News that the Taj Mahal is in danger of collapsing ‘within five years’ provides a good reason for visiting this monument-to-love as soon as you can. Learning the inspiring story of why this wonder of the world was built provides another…

It is sad to hear news that the Taj Mahal, India’s most historic building, is in danger of collapsing.

It is feared that the wooden foundations of the marble tomb may be rotting due to lack of water.

Ramshankar Katheria, the MP for Agra, the city which is home to the beautiful mausoleum, said: “If the crisis is not tackled on a war-footing, the Taj Mahal will cave in between two and five years.”

Hope exists that the Taj Mahal will survive – since construction on the building finished 358 years ago it has survived the threat of air attacks from the Luftwaffe and the Japanese Army and the attempted discrediting of the man whose heartbroken obsession was responsible for building it.

Erected as a monument to love, this monument is loved enough to give hope that it will endure a little while longer at least.

The King who had the vision to commission such a stunning piece of architecture was well-aware that nothing lasts forever; the loss of the love of his life was the reason that Shah Jahan ordered the Taj Mahal to be built…

Shah Jahan (the name means King of the World) was born in 1592 AD, and was a direct descendant of Genghis Khan. When aged 14 he went shopping in a bazaar and caught sight of an older girl selling silk and glass beads.

The girl was Mrjumand Banu Begum, though she became more commonly known as Mumtaz Mahal (meaning jewel in the crown); the name Shah Jahan bestowed on her after she married him five years after their fateful encounter.

The Muslim princess became a queen after Shah Jahan ascended to the throne in 1627. She was in fact Shah Jahan’s third wife but was by far his favourite; a position she achieved as a result of a lack of ambition which contrasted favourably with the barely-concealed scheming displayed by other female members of the royal court.

According to the official court chronicler Qazwini, the relationship with his other wives “had nothing more than the status of marriage”.

Quazwini added: “The intimacy, deep affection, attention and favour which His Majesty had for the Cradle of Excellence [Mumtaz Mahal] exceeded by a thousand times what he felt for any other.”

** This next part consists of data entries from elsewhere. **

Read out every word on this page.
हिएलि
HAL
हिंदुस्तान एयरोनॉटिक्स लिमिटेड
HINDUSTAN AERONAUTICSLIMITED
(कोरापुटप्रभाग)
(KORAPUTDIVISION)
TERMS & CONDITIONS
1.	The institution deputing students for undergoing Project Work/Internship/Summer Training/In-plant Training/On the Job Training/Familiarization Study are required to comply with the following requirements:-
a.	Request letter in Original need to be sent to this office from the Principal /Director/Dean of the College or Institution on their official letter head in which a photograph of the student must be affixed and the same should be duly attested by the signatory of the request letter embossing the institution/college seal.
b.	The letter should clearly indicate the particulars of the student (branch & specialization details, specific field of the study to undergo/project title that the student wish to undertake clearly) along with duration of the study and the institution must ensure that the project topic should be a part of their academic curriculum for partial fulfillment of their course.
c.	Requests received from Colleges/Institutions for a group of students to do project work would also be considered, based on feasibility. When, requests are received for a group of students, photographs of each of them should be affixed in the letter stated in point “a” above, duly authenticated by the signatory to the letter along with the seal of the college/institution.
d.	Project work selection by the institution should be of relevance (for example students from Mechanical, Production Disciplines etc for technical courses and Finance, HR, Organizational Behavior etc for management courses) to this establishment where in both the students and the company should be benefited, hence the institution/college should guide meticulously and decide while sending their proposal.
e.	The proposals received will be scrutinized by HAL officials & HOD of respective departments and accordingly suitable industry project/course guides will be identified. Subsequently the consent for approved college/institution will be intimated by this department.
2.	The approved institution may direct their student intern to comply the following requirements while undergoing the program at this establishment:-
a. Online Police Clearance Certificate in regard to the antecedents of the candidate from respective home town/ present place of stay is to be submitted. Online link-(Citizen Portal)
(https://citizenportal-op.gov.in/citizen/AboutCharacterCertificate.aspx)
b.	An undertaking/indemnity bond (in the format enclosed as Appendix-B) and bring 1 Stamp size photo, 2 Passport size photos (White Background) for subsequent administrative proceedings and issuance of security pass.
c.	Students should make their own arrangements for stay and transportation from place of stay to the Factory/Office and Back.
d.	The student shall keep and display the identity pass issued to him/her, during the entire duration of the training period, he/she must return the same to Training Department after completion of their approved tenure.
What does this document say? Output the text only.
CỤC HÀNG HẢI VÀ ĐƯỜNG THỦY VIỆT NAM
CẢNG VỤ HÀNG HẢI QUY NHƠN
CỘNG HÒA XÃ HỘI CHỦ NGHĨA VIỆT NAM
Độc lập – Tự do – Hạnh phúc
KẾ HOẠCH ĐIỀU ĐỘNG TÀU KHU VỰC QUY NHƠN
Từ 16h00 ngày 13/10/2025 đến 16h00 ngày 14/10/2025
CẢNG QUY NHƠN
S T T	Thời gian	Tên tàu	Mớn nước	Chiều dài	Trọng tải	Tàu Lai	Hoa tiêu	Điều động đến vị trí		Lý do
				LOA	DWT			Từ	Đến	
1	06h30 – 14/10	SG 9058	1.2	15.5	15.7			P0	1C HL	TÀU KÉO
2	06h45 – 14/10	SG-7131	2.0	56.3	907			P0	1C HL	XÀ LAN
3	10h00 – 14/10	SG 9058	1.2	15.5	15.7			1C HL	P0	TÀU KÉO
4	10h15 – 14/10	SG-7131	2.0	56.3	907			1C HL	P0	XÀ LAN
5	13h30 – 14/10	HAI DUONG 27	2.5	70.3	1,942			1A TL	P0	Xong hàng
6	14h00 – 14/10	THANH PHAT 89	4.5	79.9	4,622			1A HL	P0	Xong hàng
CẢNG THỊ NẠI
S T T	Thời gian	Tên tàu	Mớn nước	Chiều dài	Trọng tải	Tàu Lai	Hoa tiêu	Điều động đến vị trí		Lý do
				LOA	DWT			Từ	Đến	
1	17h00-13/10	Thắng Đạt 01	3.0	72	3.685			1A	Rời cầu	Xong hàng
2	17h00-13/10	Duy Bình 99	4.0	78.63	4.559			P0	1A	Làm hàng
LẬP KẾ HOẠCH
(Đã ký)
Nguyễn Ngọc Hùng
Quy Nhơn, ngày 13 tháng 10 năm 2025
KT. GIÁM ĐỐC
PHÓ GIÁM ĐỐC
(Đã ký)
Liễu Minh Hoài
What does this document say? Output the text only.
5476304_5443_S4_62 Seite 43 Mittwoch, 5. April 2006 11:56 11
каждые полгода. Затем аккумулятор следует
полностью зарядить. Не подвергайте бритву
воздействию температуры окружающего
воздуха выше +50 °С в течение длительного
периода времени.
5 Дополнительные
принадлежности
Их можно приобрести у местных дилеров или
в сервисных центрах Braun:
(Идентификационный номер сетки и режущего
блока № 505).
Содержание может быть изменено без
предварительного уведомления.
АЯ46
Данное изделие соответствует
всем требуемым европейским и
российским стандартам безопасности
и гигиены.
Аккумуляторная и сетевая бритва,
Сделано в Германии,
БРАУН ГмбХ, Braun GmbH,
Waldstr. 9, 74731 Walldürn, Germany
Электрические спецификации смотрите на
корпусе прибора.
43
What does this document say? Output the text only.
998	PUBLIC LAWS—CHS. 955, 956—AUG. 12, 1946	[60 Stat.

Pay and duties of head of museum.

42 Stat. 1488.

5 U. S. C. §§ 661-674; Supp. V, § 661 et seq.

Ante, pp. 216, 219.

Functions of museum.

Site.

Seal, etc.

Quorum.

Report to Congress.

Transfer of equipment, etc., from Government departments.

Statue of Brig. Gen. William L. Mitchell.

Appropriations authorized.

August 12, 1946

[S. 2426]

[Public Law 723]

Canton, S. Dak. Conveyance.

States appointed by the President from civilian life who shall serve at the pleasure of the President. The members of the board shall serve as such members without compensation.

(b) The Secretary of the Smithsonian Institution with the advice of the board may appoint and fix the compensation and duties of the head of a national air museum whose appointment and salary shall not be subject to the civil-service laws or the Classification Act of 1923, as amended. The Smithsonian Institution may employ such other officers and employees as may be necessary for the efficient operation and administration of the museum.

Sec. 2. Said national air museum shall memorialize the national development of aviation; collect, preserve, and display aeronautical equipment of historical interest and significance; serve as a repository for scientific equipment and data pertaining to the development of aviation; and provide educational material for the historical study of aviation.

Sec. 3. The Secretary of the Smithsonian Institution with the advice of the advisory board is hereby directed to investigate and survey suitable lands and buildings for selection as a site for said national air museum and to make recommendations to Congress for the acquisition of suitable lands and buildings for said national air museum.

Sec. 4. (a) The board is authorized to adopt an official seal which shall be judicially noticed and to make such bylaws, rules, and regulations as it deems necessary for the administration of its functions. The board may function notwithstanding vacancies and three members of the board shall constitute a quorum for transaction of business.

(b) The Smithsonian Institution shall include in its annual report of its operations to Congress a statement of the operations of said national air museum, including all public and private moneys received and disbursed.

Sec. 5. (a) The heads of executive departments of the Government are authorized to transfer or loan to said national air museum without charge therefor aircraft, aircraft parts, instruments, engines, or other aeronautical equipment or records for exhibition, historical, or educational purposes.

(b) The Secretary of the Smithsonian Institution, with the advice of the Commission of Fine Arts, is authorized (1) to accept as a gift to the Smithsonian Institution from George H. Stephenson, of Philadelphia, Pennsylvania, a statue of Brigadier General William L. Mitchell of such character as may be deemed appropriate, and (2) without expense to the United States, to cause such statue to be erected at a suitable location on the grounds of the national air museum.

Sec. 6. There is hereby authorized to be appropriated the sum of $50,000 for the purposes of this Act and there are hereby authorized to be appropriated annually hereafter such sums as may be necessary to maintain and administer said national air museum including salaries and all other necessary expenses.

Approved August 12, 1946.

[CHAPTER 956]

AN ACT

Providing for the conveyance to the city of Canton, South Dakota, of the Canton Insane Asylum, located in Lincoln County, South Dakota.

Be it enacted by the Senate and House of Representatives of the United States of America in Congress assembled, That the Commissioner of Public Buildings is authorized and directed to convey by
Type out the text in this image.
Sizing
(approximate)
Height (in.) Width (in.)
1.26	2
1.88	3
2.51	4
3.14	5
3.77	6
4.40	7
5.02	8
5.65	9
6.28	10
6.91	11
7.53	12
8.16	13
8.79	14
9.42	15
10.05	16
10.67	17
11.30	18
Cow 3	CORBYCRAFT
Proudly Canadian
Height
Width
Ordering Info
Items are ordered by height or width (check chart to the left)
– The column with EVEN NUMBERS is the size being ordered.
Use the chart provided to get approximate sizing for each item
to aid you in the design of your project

Proof of this could be found by the fact that Mumtaz Mahal accompanied Shah Jahan on the frequent military campaigns which consolidated his power – the title ‘King of the World’ was one her husband took extremely seriously.

Mumtaz Mahal was to die as she supported her husband on one of these campaigns – killed not in battle but because of complications suffered while giving birth to their 14th child in 1631. She breathed her last to the sound of her distraught husband vowing that he would never remarry and would rebuild the richest mausoleum over her grave.

The promise seemed an idle one as Shah Jahan entered an aimless two-year period of mourning. But when work began on the Taj Mahal it did so at a furious pace.

Shah Jahan closely supervised the building; sometimes aggressively berating the workers tasked with undertaking his elaborate plans, sometimes gently encouraging greater efforts. Shah Jahan’s labour of love took 22,000 workers, 22 years to complete.

It truly did resemble a palace fit for a king – but by 1657, four years after the project had ended, Shah Jahan was a king no more. This was because his third eldest son had taken advantage of a brief illness to wrest power from him.

Shah Jahan’s other sons tried to block the coup – but only so that they could seize the throne for themselves. They failed and Aurangzeb, the new king, imprisoned Shah Jahan in Agra Fort.

Today you can visit the fort and stand at the window which for the last ten years of Shah Jahan’s life provided the deposed king with a view of the city he once ruled.

There, just underneath the window, you can see the holy river which Shah Jahan must sadly have gazed upon. And there, following the line of the river, you can still see – for now at least – the beautiful monument to love which the lovelorn captive had built during his time as a free man.